The Company Will Overlook A Moment of Sadness
By Rodolfo Santana, adapted by Morna Pearson
Tue 15 – Sat 19 Feb @ 1pm
Meyer Whitworth Award winner, Morna Pearson, has adapted Santana’s seminal work, in which factory worker Orlando undergoes a psychiatric assessment after a violent incident within the workplace. Originally set amid the political and economic disorder of 1970s Venezuela, Pearson’s adaptation draws strong parallels with the current climate and corporations’ ruthless treatment of employees.
Double Bill: Instructions for a Butterfly Collector
By Mariana Eva Perez, adapted by Lewis Heatherington
By Hector Levy, adapted by Lewis Heatherington
Tue 22 – Sat 26 Feb @ 1pm
Heatherington combines two short plays inspired by Argentina’s Theatre for Identity; a movement that developed from the consequences of military regimes of the 60s and 70s which led to the disappearance of many men. The children of the missing were sent to military families and their identities only revealed years later. Each play follows a young girl attempting to be reunited with her family, and the realities she must confront if she is to do so.
Four Parts Broken
By Fernanda Jaber, adapted by Abigail Docherty
Tue 1 – Sat 5 Mar @ 1pm
Focussing on the relationship between two best friends, Docherty examines the human need to fix, and be fixed. Her previous work has been shown at Mayfest, New Works New Worlds and Imaginate festivals, as well as Sea and Land and Sky premiering at the Tron last season.
A Dead Man’s Dying
By Esteban Navajas, adapted by Davey Anderson
Wed 9 – Sat 12 Mar @ 1pm
Since winning the 2005 Arches Theatre New Director Award, Anderson has thrived in Scottish theatre creating new work as Director in Residence with NTS. With the tagline “a party is not truly a party without a corpse” it’s clear that Anderson intends to breathe a breath of fresh (and funny) air to wealthy ranchero Don Tino’s funeral. Expect reminiscent storytelling and booze galore.

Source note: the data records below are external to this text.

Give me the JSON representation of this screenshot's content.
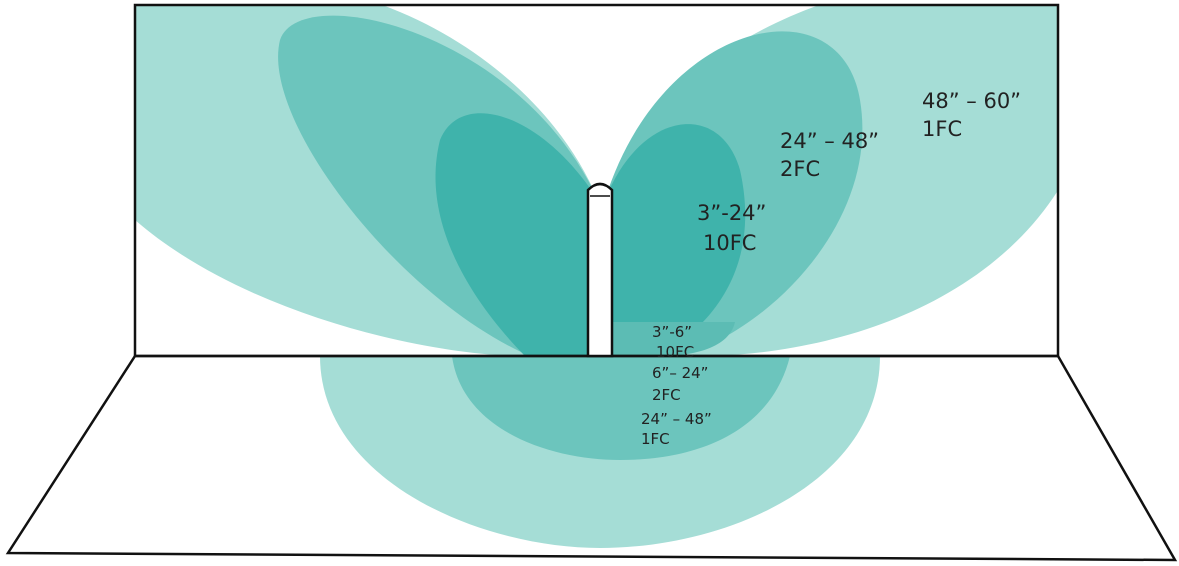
{
  "wall_zones": [
    {
      "range": "48” – 60”",
      "level": "1FC"
    },
    {
      "range": "24” – 48”",
      "level": "2FC"
    },
    {
      "range": "3”-24”",
      "level": "10FC"
    }
  ],
  "floor_zones": [
    {
      "range": "3”-6”",
      "level": "10FC"
    },
    {
      "range": "6”– 24”",
      "level": "2FC"
    },
    {
      "range": "24” – 48”",
      "level": "1FC"
    }
  ]
}
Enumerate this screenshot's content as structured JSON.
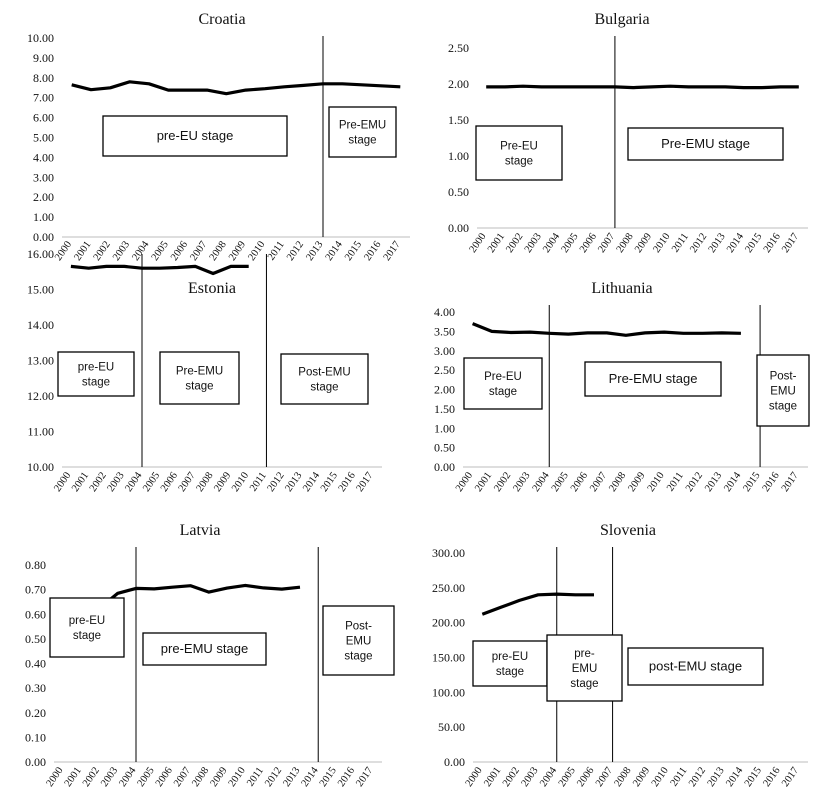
{
  "years": [
    "2000",
    "2001",
    "2002",
    "2003",
    "2004",
    "2005",
    "2006",
    "2007",
    "2008",
    "2009",
    "2010",
    "2011",
    "2012",
    "2013",
    "2014",
    "2015",
    "2016",
    "2017"
  ],
  "chart_data": [
    {
      "type": "line",
      "title": "Croatia",
      "categories": [
        "2000",
        "2001",
        "2002",
        "2003",
        "2004",
        "2005",
        "2006",
        "2007",
        "2008",
        "2009",
        "2010",
        "2011",
        "2012",
        "2013",
        "2014",
        "2015",
        "2016",
        "2017"
      ],
      "series": [
        {
          "values": [
            7.65,
            7.4,
            7.5,
            7.8,
            7.7,
            7.38,
            7.38,
            7.38,
            7.2,
            7.38,
            7.45,
            7.55,
            7.62,
            7.7,
            7.7,
            7.65,
            7.6,
            7.55
          ]
        }
      ],
      "ylim": [
        0,
        10
      ],
      "yticks": [
        "0.00",
        "1.00",
        "2.00",
        "3.00",
        "4.00",
        "5.00",
        "6.00",
        "7.00",
        "8.00",
        "9.00",
        "10.00"
      ],
      "dividers": [
        "2013"
      ],
      "stages": [
        {
          "lines": [
            "pre-EU stage"
          ]
        },
        {
          "lines": [
            "Pre-EMU",
            "stage"
          ]
        }
      ]
    },
    {
      "type": "line",
      "title": "Bulgaria",
      "categories": [
        "2000",
        "2001",
        "2002",
        "2003",
        "2004",
        "2005",
        "2006",
        "2007",
        "2008",
        "2009",
        "2010",
        "2011",
        "2012",
        "2013",
        "2014",
        "2015",
        "2016",
        "2017"
      ],
      "series": [
        {
          "values": [
            1.96,
            1.96,
            1.97,
            1.96,
            1.96,
            1.96,
            1.96,
            1.96,
            1.95,
            1.96,
            1.97,
            1.96,
            1.96,
            1.96,
            1.95,
            1.95,
            1.96,
            1.96
          ]
        }
      ],
      "ylim": [
        0,
        2.5
      ],
      "yticks": [
        "0.00",
        "0.50",
        "1.00",
        "1.50",
        "2.00",
        "2.50"
      ],
      "dividers": [
        "2007"
      ],
      "stages": [
        {
          "lines": [
            "Pre-EU",
            "stage"
          ]
        },
        {
          "lines": [
            "Pre-EMU stage"
          ]
        }
      ]
    },
    {
      "type": "line",
      "title": "Estonia",
      "categories": [
        "2000",
        "2001",
        "2002",
        "2003",
        "2004",
        "2005",
        "2006",
        "2007",
        "2008",
        "2009",
        "2010",
        "2011",
        "2012",
        "2013",
        "2014",
        "2015",
        "2016",
        "2017"
      ],
      "series": [
        {
          "values": [
            15.65,
            15.6,
            15.65,
            15.65,
            15.6,
            15.6,
            15.62,
            15.65,
            15.45,
            15.65,
            15.65,
            null,
            null,
            null,
            null,
            null,
            null,
            null
          ]
        }
      ],
      "ylim": [
        10,
        16
      ],
      "yticks": [
        "10.00",
        "11.00",
        "12.00",
        "13.00",
        "14.00",
        "15.00",
        "16.00"
      ],
      "dividers": [
        "2004",
        "2011"
      ],
      "stages": [
        {
          "lines": [
            "pre-EU",
            "stage"
          ]
        },
        {
          "lines": [
            "Pre-EMU",
            "stage"
          ]
        },
        {
          "lines": [
            "Post-EMU",
            "stage"
          ]
        }
      ]
    },
    {
      "type": "line",
      "title": "Lithuania",
      "categories": [
        "2000",
        "2001",
        "2002",
        "2003",
        "2004",
        "2005",
        "2006",
        "2007",
        "2008",
        "2009",
        "2010",
        "2011",
        "2012",
        "2013",
        "2014",
        "2015",
        "2016",
        "2017"
      ],
      "series": [
        {
          "values": [
            3.7,
            3.5,
            3.47,
            3.48,
            3.45,
            3.43,
            3.46,
            3.46,
            3.4,
            3.46,
            3.48,
            3.45,
            3.45,
            3.46,
            3.45,
            null,
            null,
            null
          ]
        }
      ],
      "ylim": [
        0,
        4
      ],
      "yticks": [
        "0.00",
        "0.50",
        "1.00",
        "1.50",
        "2.00",
        "2.50",
        "3.00",
        "3.50",
        "4.00"
      ],
      "dividers": [
        "2004",
        "2015"
      ],
      "stages": [
        {
          "lines": [
            "Pre-EU",
            "stage"
          ]
        },
        {
          "lines": [
            "Pre-EMU stage"
          ]
        },
        {
          "lines": [
            "Post-",
            "EMU",
            "stage"
          ]
        }
      ]
    },
    {
      "type": "line",
      "title": "Latvia",
      "categories": [
        "2000",
        "2001",
        "2002",
        "2003",
        "2004",
        "2005",
        "2006",
        "2007",
        "2008",
        "2009",
        "2010",
        "2011",
        "2012",
        "2013",
        "2014",
        "2015",
        "2016",
        "2017"
      ],
      "series": [
        {
          "values": [
            0.575,
            0.565,
            0.625,
            0.685,
            0.705,
            0.703,
            0.71,
            0.716,
            0.69,
            0.706,
            0.717,
            0.707,
            0.702,
            0.71,
            null,
            null,
            null,
            null
          ]
        }
      ],
      "ylim": [
        0,
        0.8
      ],
      "yticks": [
        "0.00",
        "0.10",
        "0.20",
        "0.30",
        "0.40",
        "0.50",
        "0.60",
        "0.70",
        "0.80"
      ],
      "dividers": [
        "2004",
        "2014"
      ],
      "stages": [
        {
          "lines": [
            "pre-EU",
            "stage"
          ]
        },
        {
          "lines": [
            "pre-EMU stage"
          ]
        },
        {
          "lines": [
            "Post-",
            "EMU",
            "stage"
          ]
        }
      ]
    },
    {
      "type": "line",
      "title": "Slovenia",
      "categories": [
        "2000",
        "2001",
        "2002",
        "2003",
        "2004",
        "2005",
        "2006",
        "2007",
        "2008",
        "2009",
        "2010",
        "2011",
        "2012",
        "2013",
        "2014",
        "2015",
        "2016",
        "2017"
      ],
      "series": [
        {
          "values": [
            212,
            222,
            232,
            240,
            241,
            240,
            240,
            null,
            null,
            null,
            null,
            null,
            null,
            null,
            null,
            null,
            null,
            null
          ]
        }
      ],
      "ylim": [
        0,
        300
      ],
      "yticks": [
        "0.00",
        "50.00",
        "100.00",
        "150.00",
        "200.00",
        "250.00",
        "300.00"
      ],
      "dividers": [
        "2004",
        "2007"
      ],
      "stages": [
        {
          "lines": [
            "pre-EU",
            "stage"
          ]
        },
        {
          "lines": [
            "pre-",
            "EMU",
            "stage"
          ]
        },
        {
          "lines": [
            "post-EMU stage"
          ]
        }
      ]
    }
  ]
}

By Gilberto Pinto, adapted by Alan Bissett
Tue 15 – Sat 19 Mar @ 1pm
Set in an unspecified Latin American country, Bissett’s adaptation of Pinto’s intensely political play charts the effects of revolution on a married couple, as they are liberated from military dictatorship and repression. During a heated argument, revelations of the past complicate the prospect of their future together.